Her eyes were wide, her hands still covering her mouth.

“Rowan,” he said, softly.

Finally, she spoke, and tears spilled from her eyes at the same time. “Please tell me you are faking this, Trent. Please tell me you can shift.”

Trent shook his head slowly, not understanding what was going on. He wanted to take her hand. He wanted to make it better for her. He did not, he could not.

She shook her head back and forth slowly. “I’ll never take you back, Trent. You have to know that, right? It doesn’t matter. Even if you never heal, even if you couldn’t walk, I can’t take you back. You hurt me too badly.”

That feeling in Trent’s lungs, in his chest and solar plexus, it intensified. It expanded and weighed him down.

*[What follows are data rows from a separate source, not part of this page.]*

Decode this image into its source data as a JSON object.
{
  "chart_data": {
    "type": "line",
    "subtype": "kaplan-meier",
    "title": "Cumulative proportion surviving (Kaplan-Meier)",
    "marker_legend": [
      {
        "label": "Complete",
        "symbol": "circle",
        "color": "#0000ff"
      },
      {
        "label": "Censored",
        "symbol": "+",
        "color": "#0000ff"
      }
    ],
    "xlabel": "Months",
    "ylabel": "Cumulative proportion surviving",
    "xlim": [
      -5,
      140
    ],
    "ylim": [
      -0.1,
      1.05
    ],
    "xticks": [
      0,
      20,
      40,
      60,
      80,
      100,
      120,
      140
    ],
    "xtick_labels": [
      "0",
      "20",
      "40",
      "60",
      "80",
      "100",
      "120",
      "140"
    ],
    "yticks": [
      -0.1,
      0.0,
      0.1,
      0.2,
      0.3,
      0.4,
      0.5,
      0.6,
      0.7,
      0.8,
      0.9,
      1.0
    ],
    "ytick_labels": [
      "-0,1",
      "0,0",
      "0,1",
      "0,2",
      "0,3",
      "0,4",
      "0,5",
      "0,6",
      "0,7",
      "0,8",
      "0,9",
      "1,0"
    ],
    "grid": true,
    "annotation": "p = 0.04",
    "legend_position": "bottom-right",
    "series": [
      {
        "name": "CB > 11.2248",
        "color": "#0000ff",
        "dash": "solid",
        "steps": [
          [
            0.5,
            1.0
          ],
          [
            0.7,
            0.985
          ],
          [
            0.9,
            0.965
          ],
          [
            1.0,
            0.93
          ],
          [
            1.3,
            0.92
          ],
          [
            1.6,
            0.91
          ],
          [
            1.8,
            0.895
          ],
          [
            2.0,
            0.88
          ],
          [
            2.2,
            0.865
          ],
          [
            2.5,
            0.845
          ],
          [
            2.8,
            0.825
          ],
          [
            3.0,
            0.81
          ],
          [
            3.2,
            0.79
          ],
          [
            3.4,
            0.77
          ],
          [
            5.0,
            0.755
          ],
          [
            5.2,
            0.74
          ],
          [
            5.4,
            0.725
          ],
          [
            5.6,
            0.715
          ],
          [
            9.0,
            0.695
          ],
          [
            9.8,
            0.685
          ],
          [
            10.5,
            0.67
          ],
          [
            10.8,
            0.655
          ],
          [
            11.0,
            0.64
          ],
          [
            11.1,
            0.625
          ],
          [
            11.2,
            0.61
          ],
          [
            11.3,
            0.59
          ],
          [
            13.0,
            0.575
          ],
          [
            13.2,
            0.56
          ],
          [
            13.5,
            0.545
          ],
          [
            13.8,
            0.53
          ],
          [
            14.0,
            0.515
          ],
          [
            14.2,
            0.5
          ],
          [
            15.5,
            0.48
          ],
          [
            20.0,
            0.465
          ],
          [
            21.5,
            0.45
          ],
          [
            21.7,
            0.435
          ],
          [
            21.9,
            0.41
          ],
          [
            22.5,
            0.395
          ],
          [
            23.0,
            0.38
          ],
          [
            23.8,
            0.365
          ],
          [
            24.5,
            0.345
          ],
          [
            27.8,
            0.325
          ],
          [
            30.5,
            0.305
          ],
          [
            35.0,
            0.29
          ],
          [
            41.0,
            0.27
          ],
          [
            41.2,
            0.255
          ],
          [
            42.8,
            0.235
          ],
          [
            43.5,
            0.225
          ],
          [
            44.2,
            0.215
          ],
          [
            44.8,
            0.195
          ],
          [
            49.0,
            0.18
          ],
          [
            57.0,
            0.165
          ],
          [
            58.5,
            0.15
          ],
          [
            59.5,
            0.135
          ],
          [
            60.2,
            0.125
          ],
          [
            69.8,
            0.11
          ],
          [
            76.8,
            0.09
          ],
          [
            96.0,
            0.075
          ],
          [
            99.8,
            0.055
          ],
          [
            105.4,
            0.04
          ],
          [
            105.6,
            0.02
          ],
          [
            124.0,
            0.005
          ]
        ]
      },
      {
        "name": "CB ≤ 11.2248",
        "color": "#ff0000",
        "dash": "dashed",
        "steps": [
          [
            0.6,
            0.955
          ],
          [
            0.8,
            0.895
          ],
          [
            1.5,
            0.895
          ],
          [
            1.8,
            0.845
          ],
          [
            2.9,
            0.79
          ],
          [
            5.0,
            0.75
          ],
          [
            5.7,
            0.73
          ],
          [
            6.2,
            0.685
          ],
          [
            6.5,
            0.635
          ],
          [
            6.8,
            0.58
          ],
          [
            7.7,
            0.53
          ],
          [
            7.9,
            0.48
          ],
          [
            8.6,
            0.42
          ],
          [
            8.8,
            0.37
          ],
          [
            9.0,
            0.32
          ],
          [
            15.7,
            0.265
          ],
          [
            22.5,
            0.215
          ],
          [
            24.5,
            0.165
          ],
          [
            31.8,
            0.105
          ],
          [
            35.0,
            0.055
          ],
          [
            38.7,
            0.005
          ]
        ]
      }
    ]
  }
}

He felt wetness on his cheek and realized he had spilled his own tear or two for the first time.

“I’ll fix it, Rowan,” he said, completely swept along in his desire to do that for her, unable to imagine that he couldn’t. He would die trying.

She shook her head again, and this time she looked stricken. “You can’t fix it. There’s no changing your basic nature.”

Oh Rhen, what did that idiot do? Cheat on her? Trent would kill him. Trent would find him in the afterlife, kill him again, and send him to the after-after life in a bag.

“I can though,” Trent said, knowing he would or die trying. “I’m sorry, I really am sorry.” He stopped himself from saying the rest of it.… for whatever it was I did.

She backed up. She dropped her hands. Her face went cold and disbelieving. Her expression was like a knife to his midsection.

Trent took some gauze off the cart nearby. He pressed it to the hole in his leg, ignoring the pain, thinking hard. He would try to make this right, he needed ideas, he needed plans and strategies, but first, he needed to know whatever his obviously-stupid-as-shit counterparthad done. But he could not ask.

Trent stole a look at his mate. She had picked up a clipboard from the cart and was scrawling notes on it, her expression tight.